A tiara-wearing taxidermy pig stands on a shelf in the Carnegie Science Hall office of Associate Professor of Biology Lee Abrahamsen.
“I like her smile,” says Abrahamsen. “I’ve always liked her smile. And her snout.”
It’s not exactly a Wilbur-type pig but a javelina, a New World species common in South America and the U.S. Southwest. Biology students from those areas often recognize the creature when they enter Abrahamsen’s office. “They’ve hunted javelinas,” she says. “Other students come in and say, ‘What is that?'”
The specimen in Abrahamsen’s office is a baby, she adds. Adult male javelinas can grow to 100 pounds.
Abrahamsen has enjoyed the pig, smile and all, since 1989 when she and Pamela Baker ’69, now retired as the Helen A. Papaioanou Professor Emerita of Biological Sciences, began to share a faculty position and an office in Carnegie.
“We found it in a trash pile,” she remembers. At the time, many items in the college’s collection of pressed plants and stuffed animals, known as the Stanton Museum, were being sent to the Maine State Museum.
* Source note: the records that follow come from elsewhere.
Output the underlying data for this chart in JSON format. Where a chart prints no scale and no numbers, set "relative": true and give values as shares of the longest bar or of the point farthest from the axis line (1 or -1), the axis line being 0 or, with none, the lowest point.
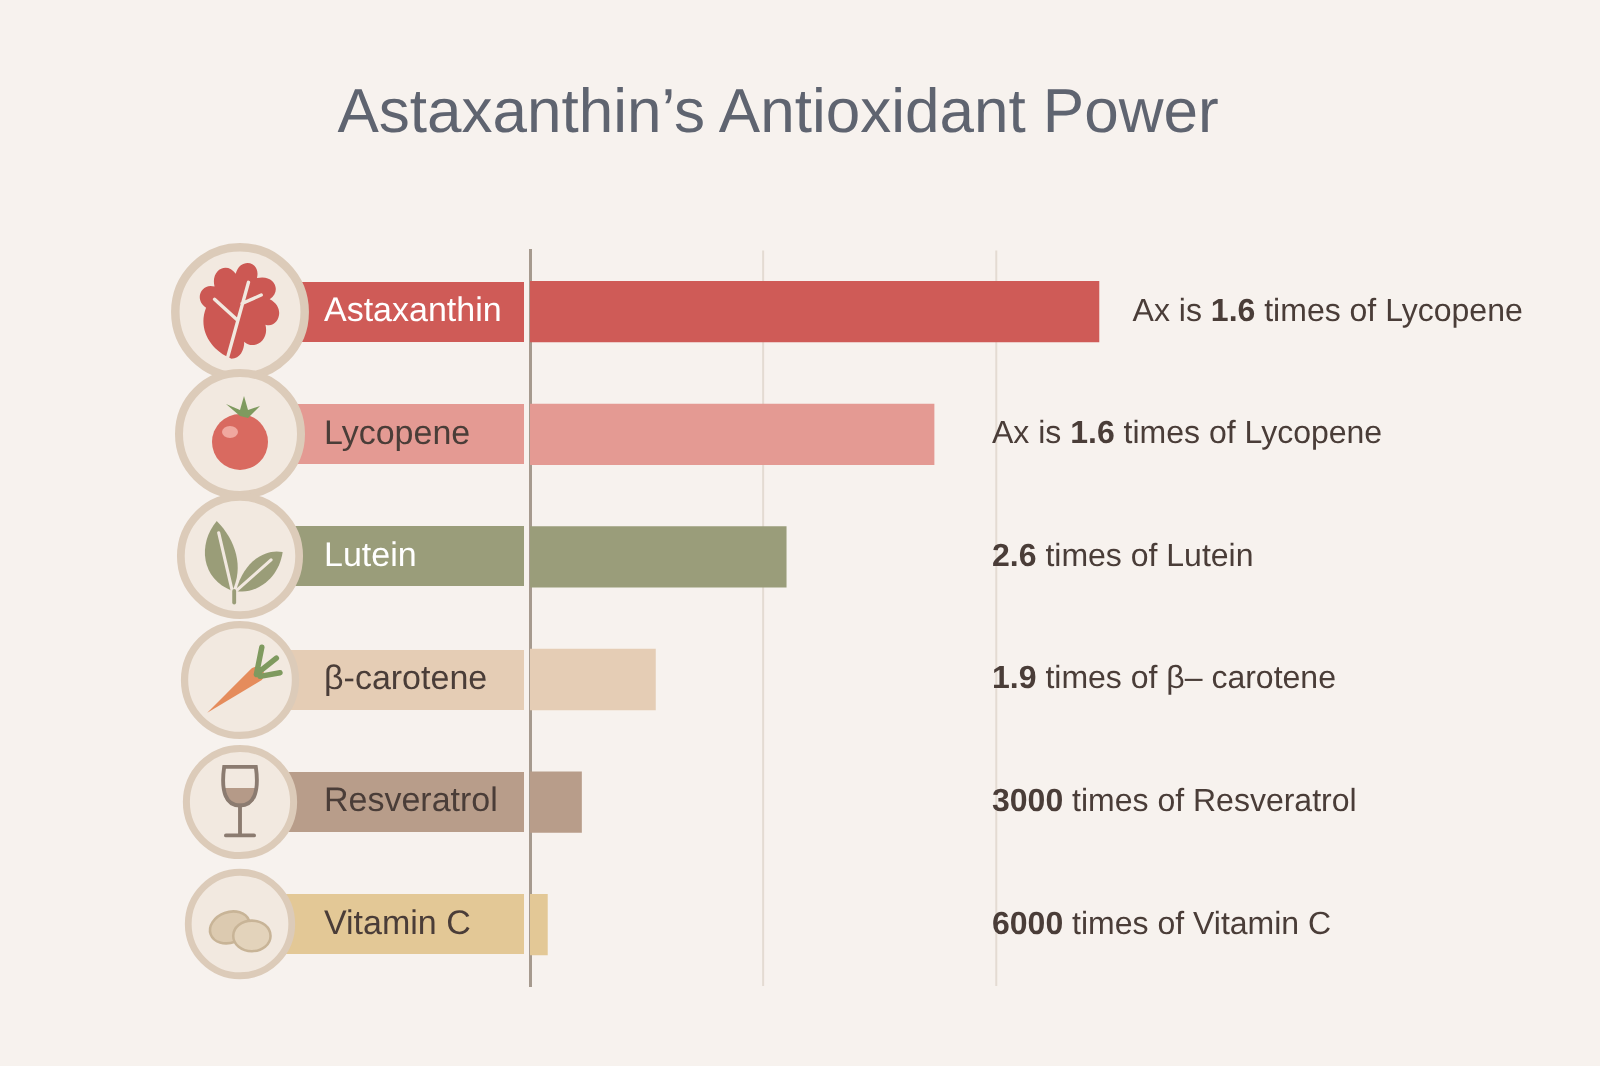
{
  "chart_data": {
    "type": "bar",
    "title": "Astaxanthin’s Antioxidant Power",
    "orientation": "horizontal",
    "relative": true,
    "categories": [
      "Astaxanthin",
      "Lycopene",
      "Lutein",
      "β-carotene",
      "Resveratrol",
      "Vitamin C"
    ],
    "values": [
      1,
      0.71,
      0.45,
      0.22,
      0.09,
      0.03
    ],
    "colors": [
      "#cf5b57",
      "#e49a93",
      "#9a9d7a",
      "#e5cdb5",
      "#b89d8a",
      "#e3c896"
    ],
    "ref_lines": [
      {
        "axis": "x",
        "value": 0.41,
        "color": "#e4dbd2"
      },
      {
        "axis": "x",
        "value": 0.82,
        "color": "#e4dbd2"
      }
    ],
    "annotations": [
      "Ax is 1.6 times of Lycopene",
      "Ax is 1.6 times of Lycopene",
      "2.6 times of Lutein",
      "1.9 times of β– carotene",
      "3000 times of Resveratrol",
      "6000 times of Vitamin C"
    ]
  }
}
Baker, who had worked in the Stanton as a student, immediately recognized the pig, as well as a stuffed porcupine and squirrel. They chose to save the pig. Some pig!
“Everybody should have a tiara.”
This pig shall remain nameless. “We just always called her ‘the pig.’ We thought about it over the years and just couldn’t come up with a good one, which is odd. I name everything,” Abrahamsen says.
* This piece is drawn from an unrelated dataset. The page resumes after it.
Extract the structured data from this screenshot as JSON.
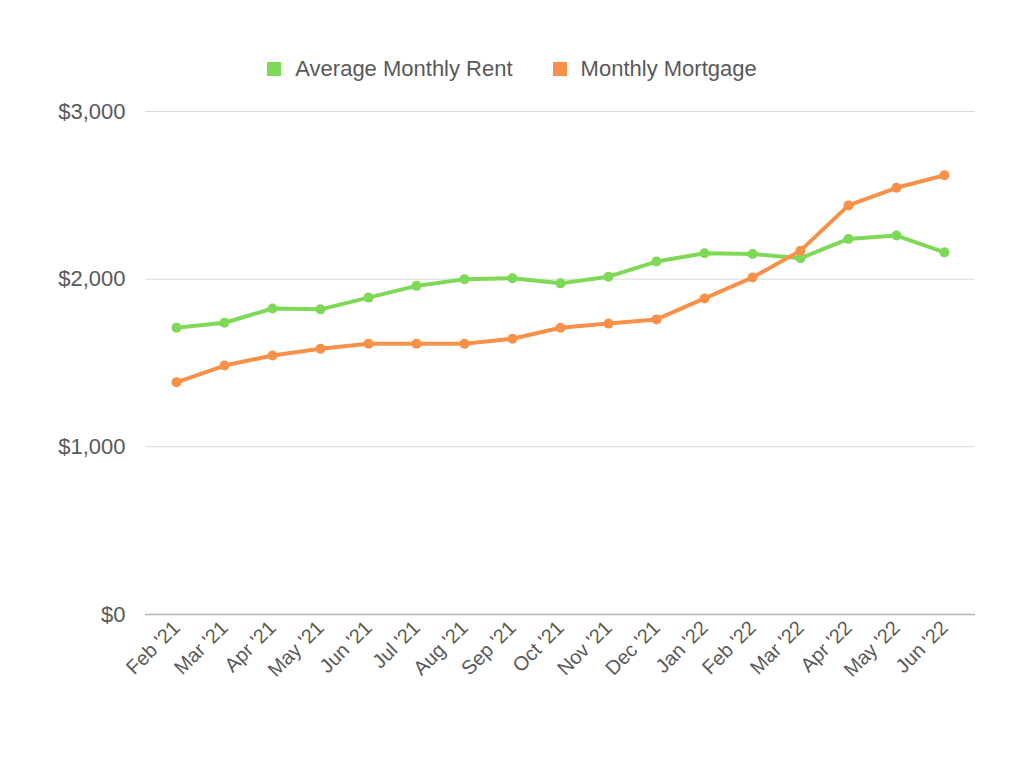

But that doesn’t mean she and Baker didn’t shower their “girl” with attention. Over the years, they dressed her in feather boas, pieces of glitter, and once, fairy wings. Most recently, she has sported a tiara. “At one point, Pam and I decided that everybody should have a tiara,” says Abrahamsen.
When Abrahamsen asked Baker for a pig comment, she sent a sentiment that speaks for both biologists.
“I always liked it as a reminder that all the cells and molecules that we taught about really did add up to be organisms of amazing kinds.”